Naive Bayesian algorithm based on statistical learning method

Source: Internet
Author: User

What you need to know is when you can use naive Bayesian algorithms: you need to ensure that feature conditions are independent.

The main process is to learn the joint probability distribution of input and output.

When predicting, the output y corresponding to the post-test probability can be obtained according to the input.

Prior probability: The output is known and the input is obtained. The posterior probability is reversed.

In simple terms, the Naive Bayes algorithm, after learning the sample, gives the maximum probability of Y, given x when it is time to make a decision. This is essentially a typical posteriori probability model. However, the algorithm of the model is pushed up, and the prior probability calculation is also used. But note: The final naïve Bayesian is a posteriori probability model for P (y|x).

The posteriori probability model has one benefit, which is the equivalent of minimizing the expected risk. This is a good understanding that the Y I have achieved is the greatest probability of all possibilities. Then the risk of my choosing to take the wrong is naturally reduced.

  

Parameter estimation

It's time to select the parameters.

Estimate process:

1> the probability of determining the different values of Y

2> calculates the probability of x|y at different values of Y.

3> a posteriori probability formula.

Laplace Smoothing:

P (Y) and P (x|y) should be Laplace smoothed at the time of calculation. Because naive Bayes is independent of the same distribution. P (xj|y) when an item is 0. The entire function formula value is all 0. This is extremely problematic. So it is very necessary to do Laplace smoothing.

Advantages:

Very good for small-scale data, suitable for multi-classification tasks, suitable for incremental training.

Disadvantages:

The number of supported features is relatively small. Because of the number of features, it is more difficult to ensure that all characteristics are independent of the same distribution. is particularly sensitive to input data. If the number of inputs is small, it is likely that one of the data will change the result.
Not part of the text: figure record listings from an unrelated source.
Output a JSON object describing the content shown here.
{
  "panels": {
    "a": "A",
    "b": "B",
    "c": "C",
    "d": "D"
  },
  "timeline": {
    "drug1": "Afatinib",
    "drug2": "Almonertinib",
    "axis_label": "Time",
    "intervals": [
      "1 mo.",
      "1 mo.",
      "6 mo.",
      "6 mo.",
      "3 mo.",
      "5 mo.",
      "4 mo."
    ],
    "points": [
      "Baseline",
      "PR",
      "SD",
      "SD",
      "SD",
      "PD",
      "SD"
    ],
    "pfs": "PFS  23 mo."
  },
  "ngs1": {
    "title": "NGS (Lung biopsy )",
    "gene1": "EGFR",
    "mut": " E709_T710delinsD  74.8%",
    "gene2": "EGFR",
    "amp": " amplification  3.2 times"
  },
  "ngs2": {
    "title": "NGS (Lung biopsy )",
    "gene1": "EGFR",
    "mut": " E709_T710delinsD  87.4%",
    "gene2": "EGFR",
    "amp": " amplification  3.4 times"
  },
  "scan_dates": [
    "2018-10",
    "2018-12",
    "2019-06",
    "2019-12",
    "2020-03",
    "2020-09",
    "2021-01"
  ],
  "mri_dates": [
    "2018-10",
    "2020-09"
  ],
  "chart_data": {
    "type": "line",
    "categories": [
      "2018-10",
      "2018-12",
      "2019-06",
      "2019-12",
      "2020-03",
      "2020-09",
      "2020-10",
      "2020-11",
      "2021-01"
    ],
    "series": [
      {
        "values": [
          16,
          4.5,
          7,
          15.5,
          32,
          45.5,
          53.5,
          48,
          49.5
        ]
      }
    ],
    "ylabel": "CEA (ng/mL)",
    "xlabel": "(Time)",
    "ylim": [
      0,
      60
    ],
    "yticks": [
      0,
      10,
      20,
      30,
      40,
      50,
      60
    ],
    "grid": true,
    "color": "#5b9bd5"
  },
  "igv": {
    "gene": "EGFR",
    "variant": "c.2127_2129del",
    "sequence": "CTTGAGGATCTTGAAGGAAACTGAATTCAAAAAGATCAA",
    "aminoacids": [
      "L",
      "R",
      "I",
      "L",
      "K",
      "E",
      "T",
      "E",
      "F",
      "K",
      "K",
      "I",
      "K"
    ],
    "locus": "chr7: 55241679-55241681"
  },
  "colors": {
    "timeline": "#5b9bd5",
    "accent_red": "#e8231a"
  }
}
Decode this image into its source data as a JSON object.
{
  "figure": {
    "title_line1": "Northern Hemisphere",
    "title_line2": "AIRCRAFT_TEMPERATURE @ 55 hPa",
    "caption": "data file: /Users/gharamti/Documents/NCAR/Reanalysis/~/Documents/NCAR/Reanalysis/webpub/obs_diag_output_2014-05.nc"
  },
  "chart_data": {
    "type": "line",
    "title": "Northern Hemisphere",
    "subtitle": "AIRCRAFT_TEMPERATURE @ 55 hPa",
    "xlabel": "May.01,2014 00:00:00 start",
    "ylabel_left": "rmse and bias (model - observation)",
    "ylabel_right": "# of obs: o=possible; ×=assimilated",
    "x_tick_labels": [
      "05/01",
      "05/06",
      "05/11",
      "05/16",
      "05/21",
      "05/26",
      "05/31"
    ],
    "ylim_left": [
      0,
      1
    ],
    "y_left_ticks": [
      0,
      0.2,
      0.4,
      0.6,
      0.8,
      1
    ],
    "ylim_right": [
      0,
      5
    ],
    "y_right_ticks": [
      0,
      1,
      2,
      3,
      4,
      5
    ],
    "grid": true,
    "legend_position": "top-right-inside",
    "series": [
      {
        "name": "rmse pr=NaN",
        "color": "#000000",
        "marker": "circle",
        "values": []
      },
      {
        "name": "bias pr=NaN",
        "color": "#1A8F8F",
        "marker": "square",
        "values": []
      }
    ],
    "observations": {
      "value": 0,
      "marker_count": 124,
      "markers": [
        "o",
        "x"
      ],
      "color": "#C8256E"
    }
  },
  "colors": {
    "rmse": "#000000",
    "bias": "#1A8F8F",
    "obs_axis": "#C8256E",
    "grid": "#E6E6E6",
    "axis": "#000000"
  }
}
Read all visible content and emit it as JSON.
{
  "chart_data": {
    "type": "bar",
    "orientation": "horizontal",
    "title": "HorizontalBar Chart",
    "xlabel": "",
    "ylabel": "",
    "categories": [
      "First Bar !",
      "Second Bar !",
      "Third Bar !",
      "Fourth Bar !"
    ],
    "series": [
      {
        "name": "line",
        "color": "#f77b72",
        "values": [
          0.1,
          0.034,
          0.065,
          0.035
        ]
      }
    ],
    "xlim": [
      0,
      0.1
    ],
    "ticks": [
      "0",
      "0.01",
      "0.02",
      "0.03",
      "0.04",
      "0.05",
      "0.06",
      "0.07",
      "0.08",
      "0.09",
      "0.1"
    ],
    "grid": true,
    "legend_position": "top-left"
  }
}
Naive Bayesian algorithm based on statistical learning method

Contact Us

The content source of this page is from Internet, which doesn't represent Alibaba Cloud's opinion; products and services mentioned on that page don't have any relationship with Alibaba Cloud. If the content of the page makes you feel confusing, please write us an email, we will handle the problem within 5 days after receiving your email.

If you find any instances of plagiarism from the community, please send an email to: info-contact@alibabacloud.com and provide relevant evidence. A staff member will contact you within 5 working days.

A Free Trial That Lets You Build Big!

Start building with 50+ products and up to 12 months usage for Elastic Compute Service

  • Sales Support

    1 on 1 presale consultation

  • After-Sales Support

    24/7 Technical Support 6 Free Tickets per Quarter Faster Response

  • Alibaba Cloud offers highly flexible support services tailored to meet your exact needs.